What leaders can do to tackle the ‘Looks fine effect’
If the issue is fewer naturally occurring openings for contribution, the answer is to create moments where contribution is expected, especially when work arrives looking finished.
-
Make unfinished thinking legitimate again
When work arrives sounding confident and complete, the implicit signal is that the thinking is finished. Leaders can reopen space for process, not just conclusions by asking:
- “What still feels fuzzy here?”
- “Where did judgement come into play that didn’t show up in the output?”
- “What questions did we wrestle with privately that are worth sharing now?”
These questions don’t invite criticism. They invite shared sense-making.
-
Separate confidence of expression from confidence of judgement
AI is very good at producing confident-sounding answers. Leaders can help teams separate how something sounds from how certain the judgement really is.
Simple questions help:
- “What would make us more confident in this?”
- “Where might this be right but incomplete?”
- “What assumptions are we making without noticing?”
This gives people permission to challenge confident-sounding thinking without feeling obstructive or being seen as difficult.
-
Invite insight, not just alternatives
In many teams, challenge is framed as “bring a better idea”. When the current option already sounds convincing, that bar can feel unreachably high.

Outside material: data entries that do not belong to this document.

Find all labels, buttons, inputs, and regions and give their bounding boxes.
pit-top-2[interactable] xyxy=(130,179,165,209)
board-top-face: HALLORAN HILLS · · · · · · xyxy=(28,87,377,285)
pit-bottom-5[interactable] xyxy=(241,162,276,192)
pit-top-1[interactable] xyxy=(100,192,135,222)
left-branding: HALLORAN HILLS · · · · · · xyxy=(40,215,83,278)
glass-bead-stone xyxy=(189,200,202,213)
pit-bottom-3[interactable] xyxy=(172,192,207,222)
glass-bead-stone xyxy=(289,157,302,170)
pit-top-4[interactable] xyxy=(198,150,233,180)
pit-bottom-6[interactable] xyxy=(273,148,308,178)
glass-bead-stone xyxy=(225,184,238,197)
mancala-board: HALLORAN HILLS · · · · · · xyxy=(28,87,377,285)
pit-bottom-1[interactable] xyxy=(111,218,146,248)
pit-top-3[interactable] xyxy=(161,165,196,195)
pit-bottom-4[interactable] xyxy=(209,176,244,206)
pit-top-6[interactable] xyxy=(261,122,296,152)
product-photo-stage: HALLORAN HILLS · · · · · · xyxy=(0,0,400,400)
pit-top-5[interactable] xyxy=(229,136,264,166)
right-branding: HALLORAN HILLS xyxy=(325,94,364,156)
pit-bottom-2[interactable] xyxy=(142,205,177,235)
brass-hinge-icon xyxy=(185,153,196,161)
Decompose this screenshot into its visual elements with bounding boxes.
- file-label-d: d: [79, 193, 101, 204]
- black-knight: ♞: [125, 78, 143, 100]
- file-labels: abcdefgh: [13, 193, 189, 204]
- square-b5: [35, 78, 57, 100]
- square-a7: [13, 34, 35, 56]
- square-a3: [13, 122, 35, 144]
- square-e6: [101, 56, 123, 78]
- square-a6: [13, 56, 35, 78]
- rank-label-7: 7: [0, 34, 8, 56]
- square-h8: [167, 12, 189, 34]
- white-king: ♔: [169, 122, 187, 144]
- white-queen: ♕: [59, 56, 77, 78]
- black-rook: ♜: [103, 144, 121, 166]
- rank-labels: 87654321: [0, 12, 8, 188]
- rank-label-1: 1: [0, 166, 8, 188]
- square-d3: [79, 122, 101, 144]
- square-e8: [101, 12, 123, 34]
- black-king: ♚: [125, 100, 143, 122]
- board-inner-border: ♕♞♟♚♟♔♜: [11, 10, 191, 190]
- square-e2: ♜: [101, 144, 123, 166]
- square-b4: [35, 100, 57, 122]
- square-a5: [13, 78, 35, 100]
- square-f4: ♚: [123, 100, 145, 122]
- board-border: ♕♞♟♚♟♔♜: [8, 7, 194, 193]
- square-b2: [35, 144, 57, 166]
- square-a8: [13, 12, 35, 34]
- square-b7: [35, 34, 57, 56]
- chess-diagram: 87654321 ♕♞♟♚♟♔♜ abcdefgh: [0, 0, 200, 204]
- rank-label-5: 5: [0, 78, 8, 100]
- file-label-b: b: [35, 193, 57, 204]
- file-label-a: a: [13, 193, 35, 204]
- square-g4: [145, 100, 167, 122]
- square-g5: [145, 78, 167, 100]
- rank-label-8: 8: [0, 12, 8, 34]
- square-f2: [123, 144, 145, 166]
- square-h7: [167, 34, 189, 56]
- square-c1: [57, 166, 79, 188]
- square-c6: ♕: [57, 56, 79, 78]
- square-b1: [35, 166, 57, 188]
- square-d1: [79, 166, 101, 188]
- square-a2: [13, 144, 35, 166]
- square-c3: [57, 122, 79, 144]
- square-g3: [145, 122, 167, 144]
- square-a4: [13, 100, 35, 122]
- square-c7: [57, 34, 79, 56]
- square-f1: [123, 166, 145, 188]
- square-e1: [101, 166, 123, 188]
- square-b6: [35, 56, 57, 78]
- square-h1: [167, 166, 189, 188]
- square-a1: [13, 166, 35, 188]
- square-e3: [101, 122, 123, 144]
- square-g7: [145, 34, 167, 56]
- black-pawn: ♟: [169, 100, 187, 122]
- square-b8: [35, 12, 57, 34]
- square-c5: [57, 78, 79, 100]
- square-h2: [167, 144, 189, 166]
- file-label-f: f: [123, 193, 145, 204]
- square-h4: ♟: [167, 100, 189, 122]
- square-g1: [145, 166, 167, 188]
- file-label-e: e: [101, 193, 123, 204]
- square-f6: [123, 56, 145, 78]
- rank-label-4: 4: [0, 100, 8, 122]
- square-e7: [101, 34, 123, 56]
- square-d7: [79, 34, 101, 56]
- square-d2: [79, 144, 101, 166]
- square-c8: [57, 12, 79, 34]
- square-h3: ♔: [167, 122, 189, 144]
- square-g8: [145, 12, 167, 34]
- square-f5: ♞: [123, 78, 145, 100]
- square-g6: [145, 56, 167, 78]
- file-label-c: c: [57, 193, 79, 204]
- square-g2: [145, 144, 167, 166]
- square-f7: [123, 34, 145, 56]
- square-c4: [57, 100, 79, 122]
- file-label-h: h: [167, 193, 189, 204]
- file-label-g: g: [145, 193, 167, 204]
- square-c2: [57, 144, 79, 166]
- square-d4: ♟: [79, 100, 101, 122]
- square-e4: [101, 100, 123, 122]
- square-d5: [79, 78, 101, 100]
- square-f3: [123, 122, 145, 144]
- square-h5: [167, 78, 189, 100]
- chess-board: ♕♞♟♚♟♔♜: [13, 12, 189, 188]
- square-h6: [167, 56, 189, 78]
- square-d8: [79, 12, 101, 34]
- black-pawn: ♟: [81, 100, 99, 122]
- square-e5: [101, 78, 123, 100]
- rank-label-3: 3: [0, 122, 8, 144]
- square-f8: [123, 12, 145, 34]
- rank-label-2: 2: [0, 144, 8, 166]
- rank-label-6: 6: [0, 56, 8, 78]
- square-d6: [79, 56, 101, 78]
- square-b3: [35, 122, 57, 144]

Leaders can make it easier for people to speak up by explicitly asking for insight, not just conclusions:
- “What’s your instinctive read on this?”
- “What’s making anyone hesitate, even if you can’t fully explain it yet?”
- “Where does this clash with your experience?”
This validates forms of contribution AI can’t generate – intuition, pattern recognition, lived experience – and shows that they still matter.
-
Model sense-making, not just outcomes
Leaders themselves have a key role to play.
When leaders only present polished outputs, others tend to follow suit. When leaders show their own uncertainty, judgement calls and moments of pushback – including with AI – it resets what feels safe to share. What leaders model in these moments doesn’t just affect psychological safety; it reinforces that sense-making and contribution are still expected.
Not unsafe – just unfinished
The Looks Fine Effect isn’t dramatic. It doesn’t show up as conflict, fear, or dysfunction. It shows up as smooth progress, confident decisions, and conversations that move on quickly – while important contributions never quite find their moment.
That’s why it’s easy to miss. And why it matters.
When work arrives sounding finished, teams don’t become unsafe, they become quieter. Leaders make the difference by interrupting that apparent completeness and reopening space for contribution, challenge and learning.